Though some changes may seem modest, they signify an improving landscape. Over the past four years, there has been a slight rise in the number of people supporting the inclusion of a third gender marker in official documents for those who don’t identify as male or female. In 2019, 26 percent of the population agreed with this, and by 2023, that number increased to 35 percent.

Interestingly, despite prevalent negative attitudes towards Roma individuals, opinions shift when it comes to children. A significant 84 percent of respondents express satisfaction if their children have Roma classmates, and 78 percent believe that Roma culture and history should be part of the curriculum.

Despite active public debates, over half of the population agrees that educational materials should cover the existence of multiple gender identities, including being transgender. Similarly, an equal number of respondents support the inclusion of information about various sexual orientations in lessons,” notes M. Kolinytė.

Insufficient Discrimination Prevention Measures in Lithuania

Despite an increasing number of residents contacting The Office of the Equal Opportunities Ombudsperson each year, the survey indicates a slight decrease over four years in the reporting of discrimination to the police, equal opportunities organizations, or the court. Notably, there’s been a significant shift in how people handle discrimination experiences, with more individuals preferring to confide in friends or family members. In 2019, 26 percent of the Lithuanian population opted for this approach, and by 2023, the figure increased to 40 percent.

Only 27 percent of residents believe that current efforts to combat all forms of discrimination in Lithuania are effective. This marks a modest 3 percent increase from 2019. Meanwhile, 40 percent of the population thinks these efforts are moderately effective.
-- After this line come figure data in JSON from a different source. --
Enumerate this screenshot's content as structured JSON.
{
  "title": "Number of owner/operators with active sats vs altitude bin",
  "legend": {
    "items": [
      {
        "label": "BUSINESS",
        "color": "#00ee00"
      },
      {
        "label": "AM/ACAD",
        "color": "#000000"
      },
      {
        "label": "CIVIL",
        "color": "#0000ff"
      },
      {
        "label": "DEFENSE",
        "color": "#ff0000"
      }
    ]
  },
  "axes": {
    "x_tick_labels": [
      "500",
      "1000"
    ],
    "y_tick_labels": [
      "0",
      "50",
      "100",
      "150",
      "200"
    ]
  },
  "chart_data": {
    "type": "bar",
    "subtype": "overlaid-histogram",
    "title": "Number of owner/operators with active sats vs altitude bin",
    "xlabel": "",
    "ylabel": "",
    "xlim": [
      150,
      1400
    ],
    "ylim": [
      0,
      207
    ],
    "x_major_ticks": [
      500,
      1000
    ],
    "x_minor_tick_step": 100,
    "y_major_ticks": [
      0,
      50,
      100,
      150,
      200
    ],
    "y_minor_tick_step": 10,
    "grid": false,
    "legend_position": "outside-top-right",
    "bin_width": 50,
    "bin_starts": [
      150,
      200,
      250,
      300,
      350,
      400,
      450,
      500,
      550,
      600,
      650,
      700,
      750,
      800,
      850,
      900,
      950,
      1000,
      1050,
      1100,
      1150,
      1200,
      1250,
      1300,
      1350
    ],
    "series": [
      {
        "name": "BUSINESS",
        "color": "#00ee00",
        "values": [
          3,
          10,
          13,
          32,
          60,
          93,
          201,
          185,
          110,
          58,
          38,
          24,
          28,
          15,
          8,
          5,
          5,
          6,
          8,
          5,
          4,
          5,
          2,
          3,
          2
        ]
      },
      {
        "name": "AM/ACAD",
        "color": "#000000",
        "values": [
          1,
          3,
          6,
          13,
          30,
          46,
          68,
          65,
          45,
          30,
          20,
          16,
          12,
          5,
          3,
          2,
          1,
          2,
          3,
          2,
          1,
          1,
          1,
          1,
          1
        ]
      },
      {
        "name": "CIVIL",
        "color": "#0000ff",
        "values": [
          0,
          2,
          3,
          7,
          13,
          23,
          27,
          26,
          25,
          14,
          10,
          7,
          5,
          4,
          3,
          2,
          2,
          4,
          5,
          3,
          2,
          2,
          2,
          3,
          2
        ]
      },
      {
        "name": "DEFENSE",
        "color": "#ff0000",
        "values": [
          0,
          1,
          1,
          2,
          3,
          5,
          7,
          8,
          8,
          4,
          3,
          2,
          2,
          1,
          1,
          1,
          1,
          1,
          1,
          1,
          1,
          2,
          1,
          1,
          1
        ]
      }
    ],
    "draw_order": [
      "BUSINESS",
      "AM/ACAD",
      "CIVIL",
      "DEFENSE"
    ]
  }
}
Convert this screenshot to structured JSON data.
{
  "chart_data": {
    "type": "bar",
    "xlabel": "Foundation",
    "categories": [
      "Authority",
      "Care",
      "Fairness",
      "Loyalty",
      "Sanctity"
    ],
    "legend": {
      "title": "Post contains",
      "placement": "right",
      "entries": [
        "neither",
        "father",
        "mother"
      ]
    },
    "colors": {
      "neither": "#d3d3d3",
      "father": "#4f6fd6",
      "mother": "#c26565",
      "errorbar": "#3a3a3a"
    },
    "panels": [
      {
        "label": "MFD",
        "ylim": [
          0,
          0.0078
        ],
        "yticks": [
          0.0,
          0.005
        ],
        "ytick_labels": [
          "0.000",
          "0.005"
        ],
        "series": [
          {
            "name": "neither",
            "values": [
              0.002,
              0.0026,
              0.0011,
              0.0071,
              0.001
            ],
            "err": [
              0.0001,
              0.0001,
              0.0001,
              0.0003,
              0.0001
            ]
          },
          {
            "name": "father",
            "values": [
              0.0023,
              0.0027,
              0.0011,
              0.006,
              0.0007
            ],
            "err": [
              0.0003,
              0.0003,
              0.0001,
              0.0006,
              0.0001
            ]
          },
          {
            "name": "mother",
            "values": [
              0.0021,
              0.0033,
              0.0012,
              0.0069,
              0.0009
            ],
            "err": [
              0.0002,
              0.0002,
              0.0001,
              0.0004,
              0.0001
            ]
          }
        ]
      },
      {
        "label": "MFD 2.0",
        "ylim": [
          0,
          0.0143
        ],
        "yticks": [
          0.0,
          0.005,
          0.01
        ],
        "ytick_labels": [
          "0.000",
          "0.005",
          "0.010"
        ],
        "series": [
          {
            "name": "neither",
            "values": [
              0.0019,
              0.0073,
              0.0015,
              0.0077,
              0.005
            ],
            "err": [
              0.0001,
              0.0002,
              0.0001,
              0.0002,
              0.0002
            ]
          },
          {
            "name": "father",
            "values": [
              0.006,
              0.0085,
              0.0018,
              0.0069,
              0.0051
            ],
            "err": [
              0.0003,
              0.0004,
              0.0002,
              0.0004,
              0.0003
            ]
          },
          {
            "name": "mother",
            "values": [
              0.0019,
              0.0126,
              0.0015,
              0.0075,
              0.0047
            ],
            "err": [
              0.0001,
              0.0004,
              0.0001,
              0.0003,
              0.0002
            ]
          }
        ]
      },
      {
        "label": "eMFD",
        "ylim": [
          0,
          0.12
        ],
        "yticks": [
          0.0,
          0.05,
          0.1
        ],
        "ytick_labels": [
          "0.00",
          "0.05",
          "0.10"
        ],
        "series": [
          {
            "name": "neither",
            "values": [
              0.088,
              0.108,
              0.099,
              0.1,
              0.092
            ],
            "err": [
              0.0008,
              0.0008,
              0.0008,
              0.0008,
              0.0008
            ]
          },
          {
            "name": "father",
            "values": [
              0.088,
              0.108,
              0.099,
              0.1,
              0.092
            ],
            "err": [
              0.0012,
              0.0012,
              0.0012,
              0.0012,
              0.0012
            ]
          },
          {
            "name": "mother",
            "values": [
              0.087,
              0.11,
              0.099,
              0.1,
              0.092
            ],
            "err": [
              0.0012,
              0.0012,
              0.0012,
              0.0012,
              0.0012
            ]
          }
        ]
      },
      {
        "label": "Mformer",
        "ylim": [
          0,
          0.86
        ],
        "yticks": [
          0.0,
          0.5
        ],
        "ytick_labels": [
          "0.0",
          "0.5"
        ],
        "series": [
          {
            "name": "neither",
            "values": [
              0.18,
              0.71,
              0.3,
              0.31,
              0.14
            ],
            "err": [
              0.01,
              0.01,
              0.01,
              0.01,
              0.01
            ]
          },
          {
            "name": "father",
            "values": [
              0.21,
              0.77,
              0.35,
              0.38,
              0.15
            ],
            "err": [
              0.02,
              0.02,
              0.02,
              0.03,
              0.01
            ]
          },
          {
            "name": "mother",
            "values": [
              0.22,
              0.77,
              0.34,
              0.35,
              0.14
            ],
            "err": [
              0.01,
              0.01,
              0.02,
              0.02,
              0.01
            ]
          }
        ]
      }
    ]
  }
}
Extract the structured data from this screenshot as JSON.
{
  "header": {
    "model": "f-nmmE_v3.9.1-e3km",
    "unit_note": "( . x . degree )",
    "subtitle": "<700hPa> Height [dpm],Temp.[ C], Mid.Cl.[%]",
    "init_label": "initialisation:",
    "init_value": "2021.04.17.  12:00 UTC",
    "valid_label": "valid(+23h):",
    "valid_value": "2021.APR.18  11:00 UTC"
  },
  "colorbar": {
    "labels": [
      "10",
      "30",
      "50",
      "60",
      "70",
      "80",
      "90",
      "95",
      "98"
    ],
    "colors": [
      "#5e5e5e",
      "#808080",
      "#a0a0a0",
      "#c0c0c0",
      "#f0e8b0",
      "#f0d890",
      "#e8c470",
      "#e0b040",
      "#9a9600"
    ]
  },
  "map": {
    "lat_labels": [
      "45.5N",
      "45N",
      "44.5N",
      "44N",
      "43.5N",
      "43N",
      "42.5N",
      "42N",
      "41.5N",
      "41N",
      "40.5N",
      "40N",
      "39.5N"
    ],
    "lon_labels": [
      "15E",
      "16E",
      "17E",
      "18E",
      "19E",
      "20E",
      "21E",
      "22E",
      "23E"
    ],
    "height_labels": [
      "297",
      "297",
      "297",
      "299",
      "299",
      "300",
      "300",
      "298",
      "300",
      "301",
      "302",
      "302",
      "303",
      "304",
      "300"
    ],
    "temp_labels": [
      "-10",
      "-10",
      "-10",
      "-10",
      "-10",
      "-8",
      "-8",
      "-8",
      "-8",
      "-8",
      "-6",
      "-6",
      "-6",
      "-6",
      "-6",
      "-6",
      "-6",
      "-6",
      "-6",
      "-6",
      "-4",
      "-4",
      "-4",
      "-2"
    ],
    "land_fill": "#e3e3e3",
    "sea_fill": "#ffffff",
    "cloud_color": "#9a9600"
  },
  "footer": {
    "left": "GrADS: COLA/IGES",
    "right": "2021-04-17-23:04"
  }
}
M. Kolinytė notes a predominantly reactive approach to discrimination prevention in Lithuania, highlighting that actions are often taken post-discrimination rather than proactively preventing it. She underscores the significance of the fact that, despite the Office of the Equal Opportunities Ombudsperson operating since 1999, it’s only in the last two years that targeted funding from the state budget has been allocated to prevention activities.

Both personal experiences and surveys like this one serve as indicators for strategic focus. The Equality Ombudsman’s calendar for the year incorporates research and communication on transgender rights and Roma discrimination, with ongoing analysis of issues related to discrimination against older people.